Equality in the Cauchy-Schwarz inequality implies $\overrightarrow v$,$\overrightarrow w$ linearly dependent

Question

Show that one gets equality in the Schwarz inequality if and only if $\overrightarrow v$,$\overrightarrow w$ are linearly dependent.

(I am supposing they want me to prove it in an inner product space we call V)

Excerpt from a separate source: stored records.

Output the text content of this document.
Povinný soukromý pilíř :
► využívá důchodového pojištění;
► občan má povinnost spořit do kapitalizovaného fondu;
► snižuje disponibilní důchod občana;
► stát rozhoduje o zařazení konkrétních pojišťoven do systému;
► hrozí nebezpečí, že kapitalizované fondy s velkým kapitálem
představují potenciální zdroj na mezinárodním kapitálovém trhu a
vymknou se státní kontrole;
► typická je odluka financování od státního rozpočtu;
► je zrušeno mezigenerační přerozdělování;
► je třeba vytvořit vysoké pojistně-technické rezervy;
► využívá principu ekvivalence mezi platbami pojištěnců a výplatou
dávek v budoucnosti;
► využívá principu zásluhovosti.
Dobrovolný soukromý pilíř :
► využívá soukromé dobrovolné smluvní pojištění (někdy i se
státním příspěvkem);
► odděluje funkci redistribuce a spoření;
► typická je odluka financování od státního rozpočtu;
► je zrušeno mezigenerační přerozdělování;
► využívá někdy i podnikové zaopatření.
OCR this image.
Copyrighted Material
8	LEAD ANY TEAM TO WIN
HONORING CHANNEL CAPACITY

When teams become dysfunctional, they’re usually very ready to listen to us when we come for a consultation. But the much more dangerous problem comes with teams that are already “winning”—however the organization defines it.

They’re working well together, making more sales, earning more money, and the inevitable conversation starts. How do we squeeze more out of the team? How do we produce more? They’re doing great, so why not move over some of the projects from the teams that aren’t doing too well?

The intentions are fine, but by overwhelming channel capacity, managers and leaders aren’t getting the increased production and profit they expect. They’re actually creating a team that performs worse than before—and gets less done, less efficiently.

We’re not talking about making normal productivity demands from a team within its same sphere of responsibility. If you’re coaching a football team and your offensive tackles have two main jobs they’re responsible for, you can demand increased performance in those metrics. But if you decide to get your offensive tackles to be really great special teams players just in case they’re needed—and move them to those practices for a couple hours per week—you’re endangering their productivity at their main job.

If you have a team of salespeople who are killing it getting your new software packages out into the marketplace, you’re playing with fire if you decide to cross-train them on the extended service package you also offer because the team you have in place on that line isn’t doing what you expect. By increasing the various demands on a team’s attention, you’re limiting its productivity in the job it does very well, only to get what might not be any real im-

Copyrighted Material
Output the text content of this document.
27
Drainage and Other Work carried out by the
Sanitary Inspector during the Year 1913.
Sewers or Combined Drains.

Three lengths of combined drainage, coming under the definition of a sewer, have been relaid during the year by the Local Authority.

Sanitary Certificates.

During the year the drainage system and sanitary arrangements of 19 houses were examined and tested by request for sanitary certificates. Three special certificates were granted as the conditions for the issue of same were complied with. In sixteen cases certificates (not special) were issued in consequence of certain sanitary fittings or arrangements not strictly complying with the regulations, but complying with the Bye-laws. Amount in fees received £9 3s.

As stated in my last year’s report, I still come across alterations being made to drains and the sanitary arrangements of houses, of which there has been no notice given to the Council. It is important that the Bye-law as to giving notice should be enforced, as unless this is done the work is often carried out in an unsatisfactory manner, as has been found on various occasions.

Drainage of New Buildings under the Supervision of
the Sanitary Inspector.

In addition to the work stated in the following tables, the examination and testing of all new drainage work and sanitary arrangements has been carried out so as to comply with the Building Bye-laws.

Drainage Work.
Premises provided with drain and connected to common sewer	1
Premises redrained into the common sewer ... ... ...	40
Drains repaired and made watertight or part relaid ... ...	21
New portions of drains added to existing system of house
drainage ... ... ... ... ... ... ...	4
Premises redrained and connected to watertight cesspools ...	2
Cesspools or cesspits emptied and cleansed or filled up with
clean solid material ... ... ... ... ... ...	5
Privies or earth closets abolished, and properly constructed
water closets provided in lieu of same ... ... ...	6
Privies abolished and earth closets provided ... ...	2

The $\Leftarrow$ part of the proof was pretty straightforward but I don't know how to go about the $\Rightarrow$ part because linear dependence requires us to show $\overrightarrow v$=$\lambda \overrightarrow w$ for some $\lambda \in \mathbb{R}$ but the Cauchy-Schwarz inequality only involves norms\lengths of vectors and not relations between the vectors themselves. I would appreciate tips on starting points.

Answer 1

Assume $\overrightarrow v\neq0$(if $\overrightarrow v=0$ the proof is trivial), and take any norm of $V$. Fix an arbitrary $\lambda$ in the scalar field ($\mathbb{R}$in this case) and note that $$0\leq \|\overrightarrow u-\lambda \overrightarrow v \|^2=\langle \overrightarrow u-\lambda \overrightarrow v ,\overrightarrow u-\lambda \overrightarrow v \rangle$$ Is the first step in deriving the C.S inequality. Thus equality holds iff $$\|\overrightarrow u-\lambda \overrightarrow v \|=0$$ From our properties of norms we know then that $$\overrightarrow u-\lambda \overrightarrow v=0 $$ and we have shown linear dependence.

Answer 2

From the proof of C-S. With $0\ne x=(x_1,..,x_n)$ and $0\ne y=(y_1,..,y_n).$ $$\|x\|^2\cdot \|y\|^2-(x\cdot y)^2=\sum_{1\leq i<j\leq n}(x_i y_j-x_j y_i)^2.$$ Now $x_i y_j=x_j y_i$ whenever $1\leq i<j\leq n$ iff there exists $k\ne 0$ such that $x_i=k y_i$ for $i=1,..,n.$ Use induction on $n$ to prove this.

The case $x=0\lor y=0$ is trivial.